DAMASCUS — Latest U.N. efforts to resolve the Syria crisis could succeed this time and lead to a united front against “Islamic State” followed by a political transition, Russia’s ambassador to the United Nations in Geneva said.
Earlier this week, the United Nations said its Syria envoy would launch fresh consultations with Syrian factions and interested countries on a new round of peace talks, a year after the last such initiative collapsed.
However, Russian envoy Alexey Borodavkin said there was reason to hope for better results now, arguing that both mainstream Syrian opposition and government negotiators increasingly recognized that there was no military solution to the four-year-old civil war, that has killed more than 220,000.
Borodavkin said the fact that some opposition negotiators were no longer supported by a meaningful military, also helped.
“The Free Syrian Army was partly defeated, partly joined the extremist forces of Daesh,” he said, using an Arabic term for ISIS. “This in itself is not a positive development, but this is reality, and the opposition should recognize that.”
While the FSA is a much diminished force, insurgent groups have recently made significant gains against Syrian President Bashar al-Assad, including mainstream rebels, who seized the Nasib border crossing with Jordan this month.
Russia has forcefully backed Assad in the war, rejecting calls from the opposition and West for him to stand aside.
While the main, Western-backed political opposition alliance sticks to this position, Borodavkin said some opponents were no longer insisting he must step down.
“I do believe that we have to focus not on personalities but on the objective to stop bloodshed first of all, and to fight Daesh together,” he said.
Borodavkin said the emergence of “Islamic State” as an enemy for both the government and political opposition had created common ground.
“They will share the same fate, and that naturally encourages their rapprochement,” he said. “Opposition, government and the outside forces should join efforts in fighting this threat.”
Many diplomats are pessimistic over the U.N.’s chances of ending the Syrian bloodshed.
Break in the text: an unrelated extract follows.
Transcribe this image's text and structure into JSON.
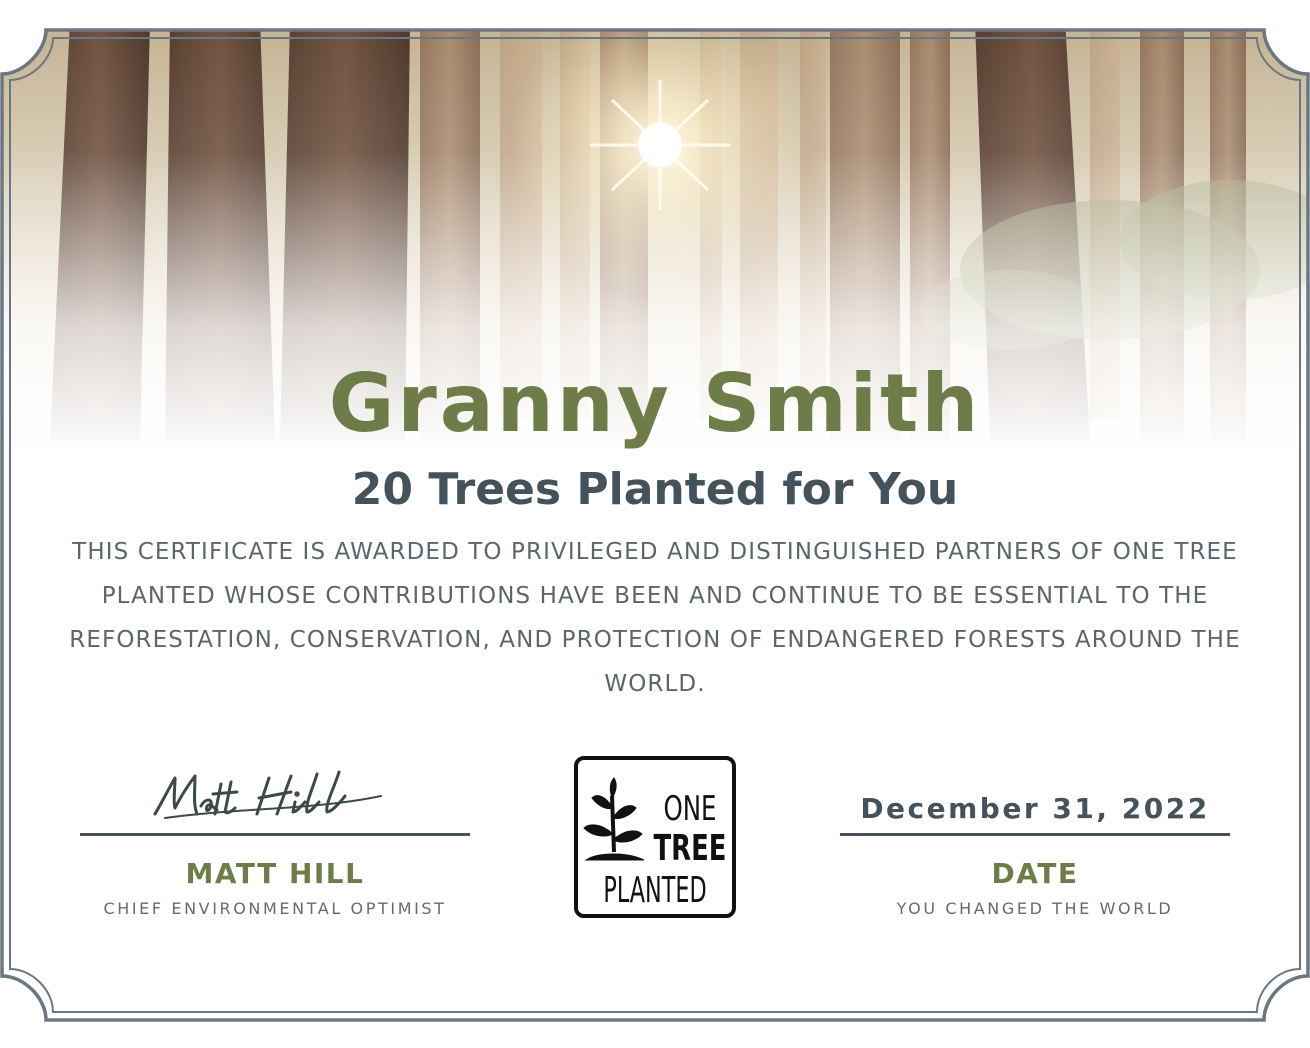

However, Borodavkin said efforts by U.N. Syrian envoy Staffan de Mistura to secure a local ceasefire in Aleppo had helped build confidence.
A U.N. spokesman in Geneva, Ahmad Fawzi, said de Mistura was “heavily engaged” in discussions on the process, which would be based on the Geneva communiqué, the June 2012 document that set out a path to peace and political transition but left unresolved the future role of Assad.
A U.N. source in Geneva said Iran would be among those invited, but a senior Western diplomat in New York said on condition of anonymity the question of Tehran’s participation remained unresolved, despite the U.N.’s clear desire to include the Iranians.
Western diplomats in New York said it was hard to be optimistic about the renewed push for Syria peace talks.
Yarmouk crisis
The head of the U.N. agency responsible for Palestinian refugees called from Damascus on Sunday for safe passage for people wishing to leave the Yarmouk camp on the city fringes that “Islamic State” insurgents are trying to take over.
UNRWA Commissioner General Pierre Krahenbuhl and another senior U.N. official are in the Syrian capital to find ways to ease the plight of some 18,000 people estimated to be trapped in Yarmouk, which has been under government siege since 2013.
A Syrian military source said the army was giving a chance for solutions aimed at resolving the situation in Yarmouk, which U.N. Secretary General Ban Ki-moon has said is “beginning to resemble a death camp”.
IS’s arrival in Yarmouk has given the jihadist group a significant foothold a few miles from Assad’s seat of power.
Ban said last Thursday that residents of Yarmouk were being “held hostage” by IS militants and other extremists. He also said they “face a double-edged sword – armed elements inside the camp, and government forces outside.”
IS moved into Yarmouk last week. Aided by fighters from the al-Qaeda-linked Nusra Front, it has seized large parts of the camp from other insurgents based there.
Krahenbuhl visited a Damascus school where he met several dozen evacuees from Yarmouk. “We are very concerned of course about the survival needs of the people inside Yarmouk,” he said.
“We called for a very clear respect for the civilians who are inside Yarmouk, we called for the possibility for civilians to temporarily leave in a safe way Yarmouk, to be able to be assisted outside. We will continue to call for this.
“We are thinking very strongly of how we can provide some form of assistance to the people who are inside,” he added.